MNIST Dataset

Handwritten digit recognition dataset (LeCun et al., 1998).

Overview

  • Embedded: 100 samples (10 per digit)
  • Full (hf-hub): 70,000 samples
  • Features: 784 pixels (28x28 grayscale)
  • Classes: 10 digits (0-9)
  • Task: Multi-class classification

Loading

use alimentar::datasets::{mnist, CanonicalDataset};

// Embedded sample (offline)
let dataset = mnist()?;
assert_eq!(dataset.len(), 100);
assert_eq!(dataset.num_features(), 784);
assert_eq!(dataset.num_classes(), 10);

Full Dataset

Enable hf-hub feature for complete MNIST:

[dependencies]
alimentar = { version = "0.1", features = ["hf-hub"] }
use alimentar::datasets::MnistDataset;

let full = MnistDataset::load_full()?;
assert_eq!(full.len(), 70_000);

Schema

ColumnTypeDescription
pixel_0..pixel_783f32Pixel intensities (0.0-1.0)
labeli32Digit class (0-9)

Train/Test Split

let dataset = mnist()?;
let split = dataset.split()?;

// 80/20 split
assert_eq!(split.train.len(), 80);
assert_eq!(split.test.len(), 20);

Pixel Layout

Pixels are stored in row-major order:

pixel_0   pixel_1   ... pixel_27     (row 0)
pixel_28  pixel_29  ... pixel_55     (row 1)
...
pixel_756 pixel_757 ... pixel_783    (row 27)

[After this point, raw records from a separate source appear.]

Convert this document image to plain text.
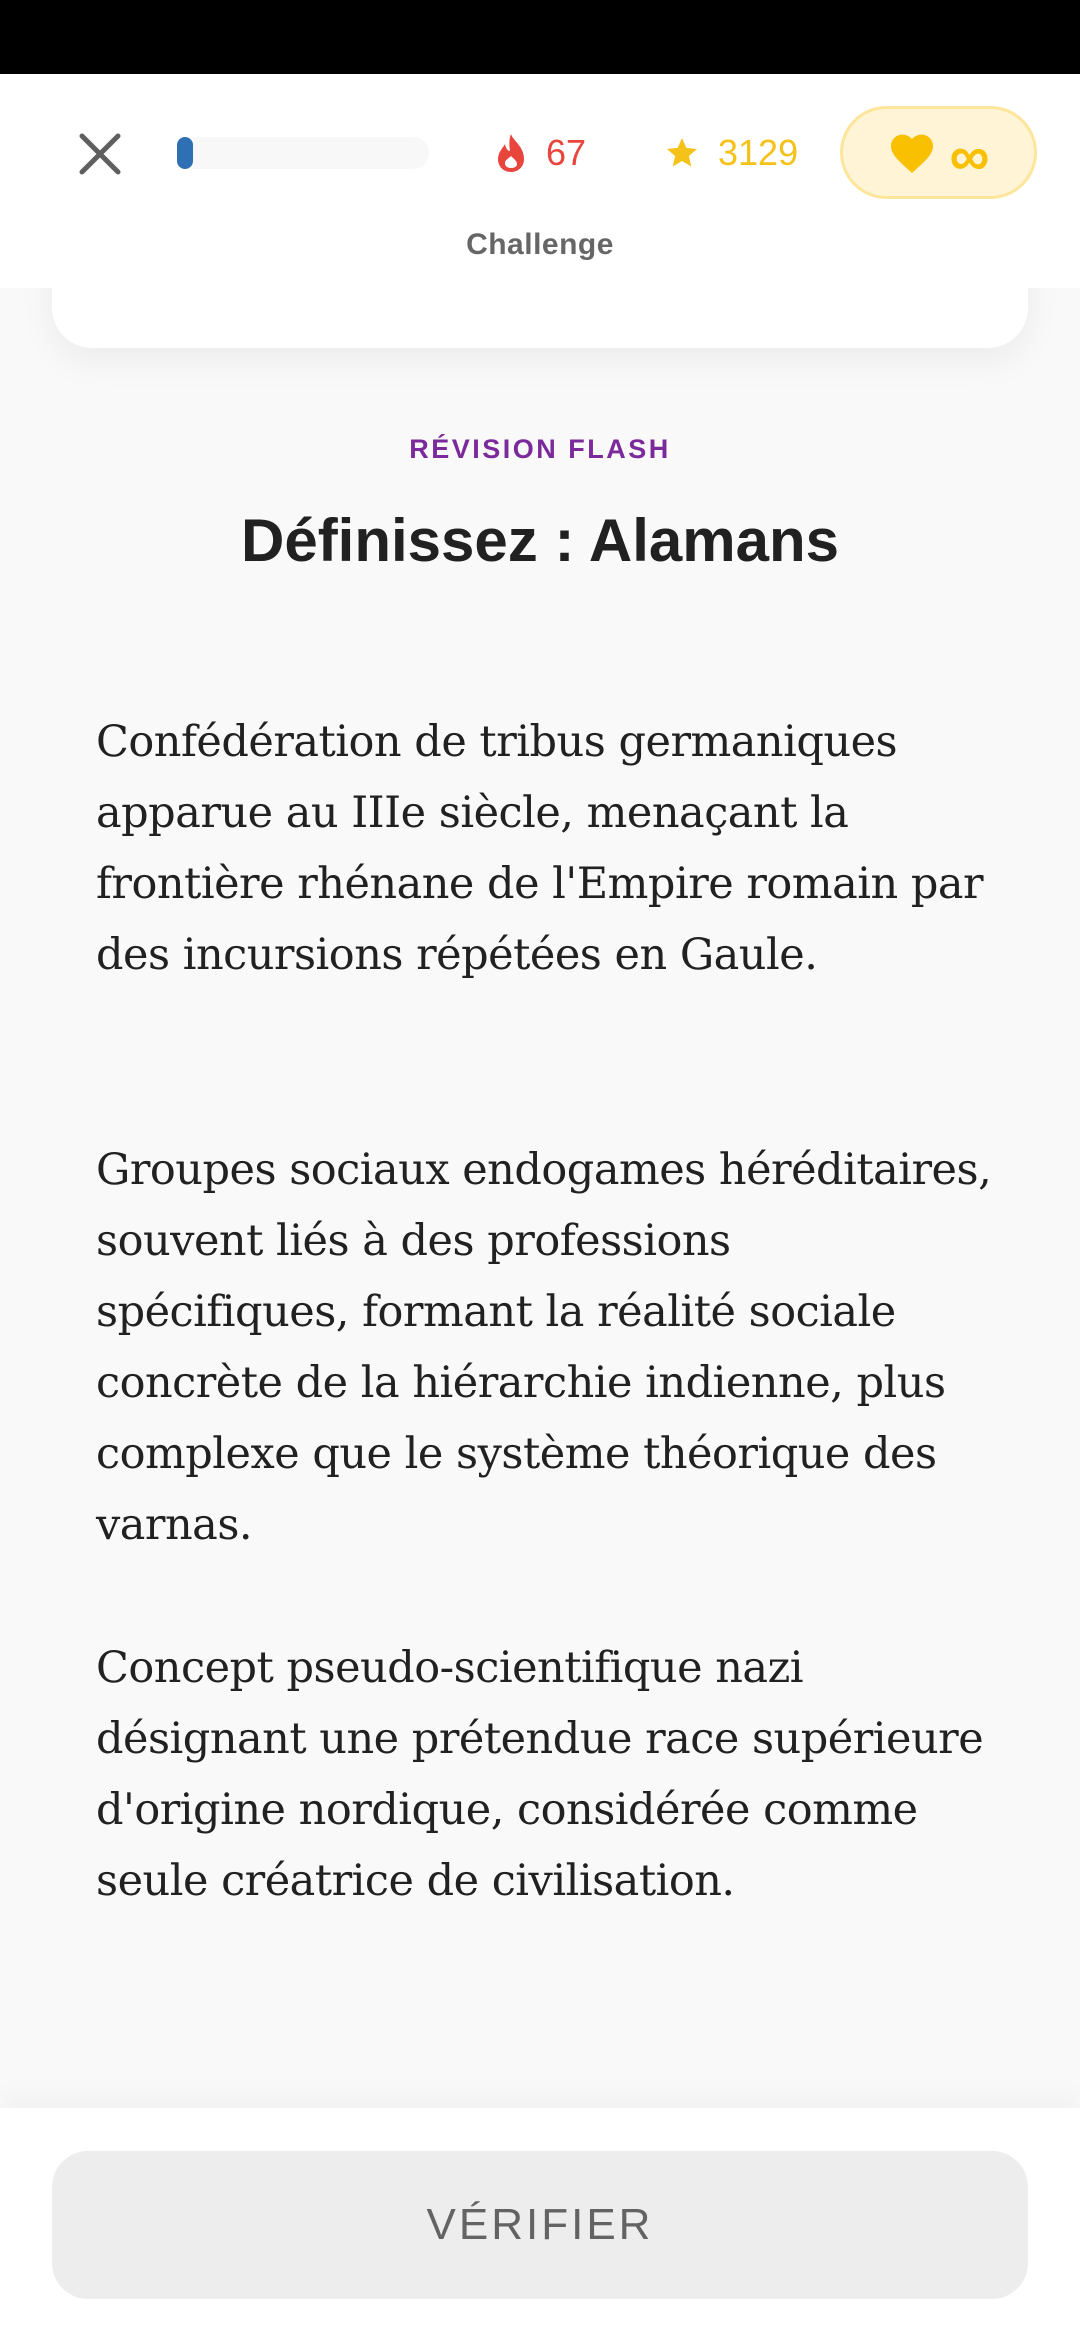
67	3129	∞
Challenge
RÉVISION FLASH
Définissez : Alamans
Confédération de tribus germaniques apparue au IIIe siècle, menaçant la frontière rhénane de l'Empire romain par des incursions répétées en Gaule.
Groupes sociaux endogames héréditaires, souvent liés à des professions spécifiques, formant la réalité sociale concrète de la hiérarchie indienne, plus complexe que le système théorique des varnas.
Concept pseudo-scientifique nazi désignant une prétendue race supérieure d'origine nordique, considérée comme seule créatrice de civilisation.
VÉRIFIER
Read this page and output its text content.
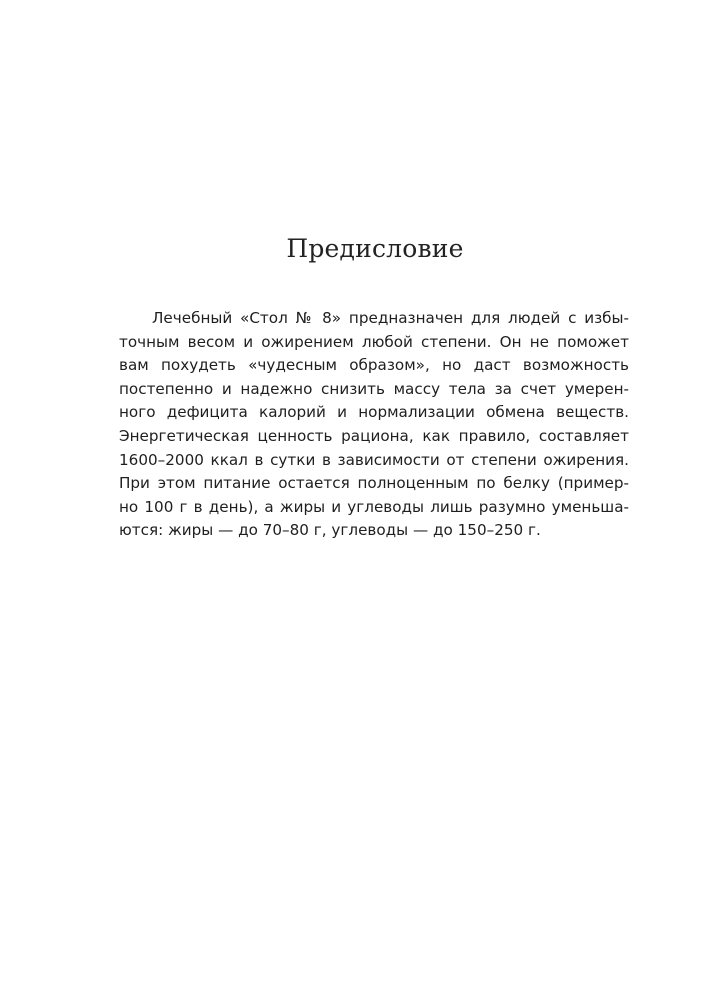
Предисловие
Лечебный «Стол № 8» предназначен для людей с избы-
точным весом и ожирением любой степени. Он не поможет
вам похудеть «чудесным образом», но даст возможность
постепенно и надежно снизить массу тела за счет умерен-
ного дефицита калорий и нормализации обмена веществ.
Энергетическая ценность рациона, как правило, составляет
1600–2000 ккал в сутки в зависимости от степени ожирения.
При этом питание остается полноценным по белку (пример-
но 100 г в день), а жиры и углеводы лишь разумно уменьша-
ются: жиры — до 70–80 г, углеводы — до 150–250 г.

To reconstruct a 28x28 image:

fn pixel_index(row: usize, col: usize) -> usize {
    row * 28 + col
}

Embedded Sample

The embedded dataset contains procedurally generated digit patterns:

  • 10 samples per digit class
  • Simple geometric representations
  • Useful for testing pipelines without downloads

Example: Digit Classification Pipeline

use alimentar::datasets::{mnist, CanonicalDataset};
use alimentar::{DataLoader, Normalize, NormMethod, Transform};

let dataset = mnist()?;
let split = dataset.split()?;

// Normalize pixel values
let normalizer = Normalize::new(NormMethod::MinMax);

let train_loader = DataLoader::new(split.train)
    .batch_size(32)
    .shuffle(true);

for batch in train_loader {
    let normalized = normalizer.apply(batch)?;
    // Feed to model...
}

Reference

LeCun, Y., Cortes, C., & Burges, C.J. (1998). "The MNIST database of handwritten digits." http://yann.lecun.com/exdb/mnist/